Cheri Carpenter, a spokeswoman for the longtime Marlboro agency, Leo Burnett USA in Chicago, said the Marlboro brand team at Burnett "had questions they wanted clarified with the One Club." She said that "the deadline came and went" without the questions being answered. Burnett is part of Leo Burnett Worldwide, a unit of the Bcom3 Group.
Even without being able to receive work directly from the agencies or cigarette companies, the club was able to assemble an exhibit that shows remarkable ads on both sides of the tobacco issue.

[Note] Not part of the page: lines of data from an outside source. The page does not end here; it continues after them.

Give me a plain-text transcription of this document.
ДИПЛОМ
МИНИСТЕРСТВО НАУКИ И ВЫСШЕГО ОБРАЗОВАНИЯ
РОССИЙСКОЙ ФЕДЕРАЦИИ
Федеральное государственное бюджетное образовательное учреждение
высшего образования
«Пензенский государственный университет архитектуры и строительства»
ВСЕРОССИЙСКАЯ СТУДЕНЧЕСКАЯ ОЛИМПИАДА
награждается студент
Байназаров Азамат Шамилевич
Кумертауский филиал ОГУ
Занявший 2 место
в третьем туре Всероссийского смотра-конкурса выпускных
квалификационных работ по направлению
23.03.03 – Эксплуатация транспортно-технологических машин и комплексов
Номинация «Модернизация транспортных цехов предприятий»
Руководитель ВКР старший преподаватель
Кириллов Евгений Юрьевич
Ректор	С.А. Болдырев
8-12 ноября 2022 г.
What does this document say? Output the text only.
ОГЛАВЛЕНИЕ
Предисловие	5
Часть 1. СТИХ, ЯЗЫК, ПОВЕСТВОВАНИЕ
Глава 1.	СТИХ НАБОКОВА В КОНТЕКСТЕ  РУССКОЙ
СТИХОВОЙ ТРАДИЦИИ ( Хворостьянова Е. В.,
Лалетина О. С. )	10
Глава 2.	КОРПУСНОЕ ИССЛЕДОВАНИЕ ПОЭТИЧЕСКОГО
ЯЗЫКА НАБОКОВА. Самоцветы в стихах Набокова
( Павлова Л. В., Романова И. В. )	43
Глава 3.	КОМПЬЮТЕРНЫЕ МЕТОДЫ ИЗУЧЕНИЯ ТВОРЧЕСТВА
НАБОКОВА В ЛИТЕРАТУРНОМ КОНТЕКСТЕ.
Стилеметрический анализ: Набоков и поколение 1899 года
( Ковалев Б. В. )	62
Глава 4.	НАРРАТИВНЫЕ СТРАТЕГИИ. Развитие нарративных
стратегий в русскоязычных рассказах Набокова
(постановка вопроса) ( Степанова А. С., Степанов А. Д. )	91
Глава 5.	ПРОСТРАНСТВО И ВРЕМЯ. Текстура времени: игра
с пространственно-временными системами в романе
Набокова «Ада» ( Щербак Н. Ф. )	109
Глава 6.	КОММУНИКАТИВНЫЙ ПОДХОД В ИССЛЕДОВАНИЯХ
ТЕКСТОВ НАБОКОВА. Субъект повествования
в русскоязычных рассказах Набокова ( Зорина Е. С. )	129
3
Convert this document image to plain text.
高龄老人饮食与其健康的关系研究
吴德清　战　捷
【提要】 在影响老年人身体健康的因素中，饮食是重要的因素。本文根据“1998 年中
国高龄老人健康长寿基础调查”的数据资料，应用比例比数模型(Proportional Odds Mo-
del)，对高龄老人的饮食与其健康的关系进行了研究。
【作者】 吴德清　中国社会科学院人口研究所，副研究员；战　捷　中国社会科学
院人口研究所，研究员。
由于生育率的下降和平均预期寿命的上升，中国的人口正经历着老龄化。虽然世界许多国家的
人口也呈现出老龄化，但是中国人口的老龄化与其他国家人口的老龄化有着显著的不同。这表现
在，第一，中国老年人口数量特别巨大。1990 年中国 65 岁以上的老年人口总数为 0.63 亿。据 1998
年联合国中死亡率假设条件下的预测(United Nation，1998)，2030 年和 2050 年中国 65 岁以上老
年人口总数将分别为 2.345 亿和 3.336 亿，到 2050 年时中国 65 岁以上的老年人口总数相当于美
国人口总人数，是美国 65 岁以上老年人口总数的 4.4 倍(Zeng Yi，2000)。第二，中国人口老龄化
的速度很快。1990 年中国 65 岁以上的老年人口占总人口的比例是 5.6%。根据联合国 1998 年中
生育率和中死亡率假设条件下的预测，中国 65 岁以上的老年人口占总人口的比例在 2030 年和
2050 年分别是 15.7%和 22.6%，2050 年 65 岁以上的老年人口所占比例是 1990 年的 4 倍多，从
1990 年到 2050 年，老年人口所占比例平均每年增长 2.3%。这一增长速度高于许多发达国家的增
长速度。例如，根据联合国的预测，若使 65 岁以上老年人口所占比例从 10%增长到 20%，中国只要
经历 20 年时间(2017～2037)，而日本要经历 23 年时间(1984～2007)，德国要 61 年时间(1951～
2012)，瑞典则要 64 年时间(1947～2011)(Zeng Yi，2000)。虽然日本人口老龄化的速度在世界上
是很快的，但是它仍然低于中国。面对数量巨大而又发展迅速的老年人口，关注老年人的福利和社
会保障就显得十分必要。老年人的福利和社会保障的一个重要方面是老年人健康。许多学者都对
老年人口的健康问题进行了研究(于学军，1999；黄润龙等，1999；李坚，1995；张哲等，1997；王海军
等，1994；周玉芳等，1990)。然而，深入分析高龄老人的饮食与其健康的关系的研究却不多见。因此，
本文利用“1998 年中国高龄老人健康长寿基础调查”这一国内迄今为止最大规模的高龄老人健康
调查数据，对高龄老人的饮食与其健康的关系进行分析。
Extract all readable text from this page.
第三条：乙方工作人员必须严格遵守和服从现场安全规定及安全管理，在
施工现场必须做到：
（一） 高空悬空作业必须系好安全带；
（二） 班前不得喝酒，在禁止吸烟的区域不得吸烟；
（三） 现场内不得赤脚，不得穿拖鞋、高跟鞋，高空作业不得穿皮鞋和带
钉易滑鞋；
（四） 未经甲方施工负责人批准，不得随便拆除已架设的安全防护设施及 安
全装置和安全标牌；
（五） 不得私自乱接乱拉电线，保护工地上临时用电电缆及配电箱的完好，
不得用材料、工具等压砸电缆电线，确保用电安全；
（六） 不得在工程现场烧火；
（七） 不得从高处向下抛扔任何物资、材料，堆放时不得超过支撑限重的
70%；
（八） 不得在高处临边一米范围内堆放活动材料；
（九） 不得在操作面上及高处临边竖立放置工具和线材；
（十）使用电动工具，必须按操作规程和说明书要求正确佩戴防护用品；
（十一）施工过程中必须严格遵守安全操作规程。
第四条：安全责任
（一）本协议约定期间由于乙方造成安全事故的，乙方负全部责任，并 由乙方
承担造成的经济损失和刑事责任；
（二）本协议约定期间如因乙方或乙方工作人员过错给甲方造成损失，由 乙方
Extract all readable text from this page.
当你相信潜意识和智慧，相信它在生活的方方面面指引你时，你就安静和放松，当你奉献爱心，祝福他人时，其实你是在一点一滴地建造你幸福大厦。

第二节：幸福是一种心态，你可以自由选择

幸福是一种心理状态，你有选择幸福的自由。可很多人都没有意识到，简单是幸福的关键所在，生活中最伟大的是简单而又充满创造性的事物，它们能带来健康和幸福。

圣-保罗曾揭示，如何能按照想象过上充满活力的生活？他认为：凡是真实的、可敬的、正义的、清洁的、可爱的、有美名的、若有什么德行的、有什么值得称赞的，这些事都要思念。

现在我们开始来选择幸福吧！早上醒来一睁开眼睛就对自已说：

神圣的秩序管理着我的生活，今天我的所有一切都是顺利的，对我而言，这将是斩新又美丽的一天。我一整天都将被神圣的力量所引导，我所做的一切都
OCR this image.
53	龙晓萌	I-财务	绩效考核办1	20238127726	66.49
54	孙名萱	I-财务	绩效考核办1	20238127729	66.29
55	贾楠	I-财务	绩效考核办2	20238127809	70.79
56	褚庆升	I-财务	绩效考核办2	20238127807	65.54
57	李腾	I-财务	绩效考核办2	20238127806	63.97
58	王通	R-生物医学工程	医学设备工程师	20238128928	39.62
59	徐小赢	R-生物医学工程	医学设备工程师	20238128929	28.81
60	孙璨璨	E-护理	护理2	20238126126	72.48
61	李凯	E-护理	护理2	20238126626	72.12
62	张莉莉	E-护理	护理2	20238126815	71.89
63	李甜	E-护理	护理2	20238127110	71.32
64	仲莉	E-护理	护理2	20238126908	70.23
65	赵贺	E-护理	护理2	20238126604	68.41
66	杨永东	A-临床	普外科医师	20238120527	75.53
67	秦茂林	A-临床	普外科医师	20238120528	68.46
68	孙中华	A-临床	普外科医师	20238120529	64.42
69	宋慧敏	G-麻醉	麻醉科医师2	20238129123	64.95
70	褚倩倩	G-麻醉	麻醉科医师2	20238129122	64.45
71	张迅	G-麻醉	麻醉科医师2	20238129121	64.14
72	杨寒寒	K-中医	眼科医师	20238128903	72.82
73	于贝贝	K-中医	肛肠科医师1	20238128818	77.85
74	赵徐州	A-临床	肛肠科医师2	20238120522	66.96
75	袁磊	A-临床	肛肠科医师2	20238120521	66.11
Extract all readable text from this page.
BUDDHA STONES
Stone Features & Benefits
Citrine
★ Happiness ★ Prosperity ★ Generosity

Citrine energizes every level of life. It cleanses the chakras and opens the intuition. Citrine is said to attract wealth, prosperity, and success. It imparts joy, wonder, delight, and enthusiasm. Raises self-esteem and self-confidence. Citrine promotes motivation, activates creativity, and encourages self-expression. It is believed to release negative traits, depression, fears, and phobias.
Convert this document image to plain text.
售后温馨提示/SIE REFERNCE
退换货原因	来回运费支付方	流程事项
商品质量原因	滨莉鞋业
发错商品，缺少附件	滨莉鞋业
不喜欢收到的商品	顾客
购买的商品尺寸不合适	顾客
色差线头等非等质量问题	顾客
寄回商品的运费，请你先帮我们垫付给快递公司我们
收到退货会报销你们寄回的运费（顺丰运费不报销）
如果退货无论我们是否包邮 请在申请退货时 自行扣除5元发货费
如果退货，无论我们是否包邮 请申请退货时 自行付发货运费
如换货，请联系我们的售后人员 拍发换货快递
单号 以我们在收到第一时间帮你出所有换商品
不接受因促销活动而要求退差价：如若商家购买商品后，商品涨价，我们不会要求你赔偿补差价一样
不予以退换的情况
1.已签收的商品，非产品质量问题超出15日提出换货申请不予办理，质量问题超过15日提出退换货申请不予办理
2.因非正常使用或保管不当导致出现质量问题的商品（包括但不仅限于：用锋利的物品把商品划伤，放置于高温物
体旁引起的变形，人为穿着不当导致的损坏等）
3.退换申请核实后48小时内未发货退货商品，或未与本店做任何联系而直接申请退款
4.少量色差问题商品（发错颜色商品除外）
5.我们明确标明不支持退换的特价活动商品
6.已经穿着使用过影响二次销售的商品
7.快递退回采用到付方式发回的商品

"The original idea was to just show how the view of cigarettes has changed in our culture," Ms. Cooper said, "and how it has sort of created advertising both for and against."
Two ads symbolize that striking opposition. A Marlboro ad by Burnett from 1958 depicts a rugged-looking cowboy, complete with a tattooed hand and a Western hat, and carries the theme: "Where there's a man . . . there's a Marlboro."
Across the room is a 1997 ad by Asher & Partners in Los Angeles, now Asher/Gal & Partners, for the California health department. That ad, deliberately imitating the look of the Marlboro cowboy campaign, shows two cowboys on horseback. In the headline, ones says to the other: "Bob, I've got emphysema."
The exhibit will be open through Nov. 30 at 32 East 21st Street, between Park Avenue and Broadway; the hours are 10 a.m. to 6 p.m. Monday through Friday except Thanksgiving Day and the day after. The club hopes to send the exhibit traveling across the country, Ms. Warlick said.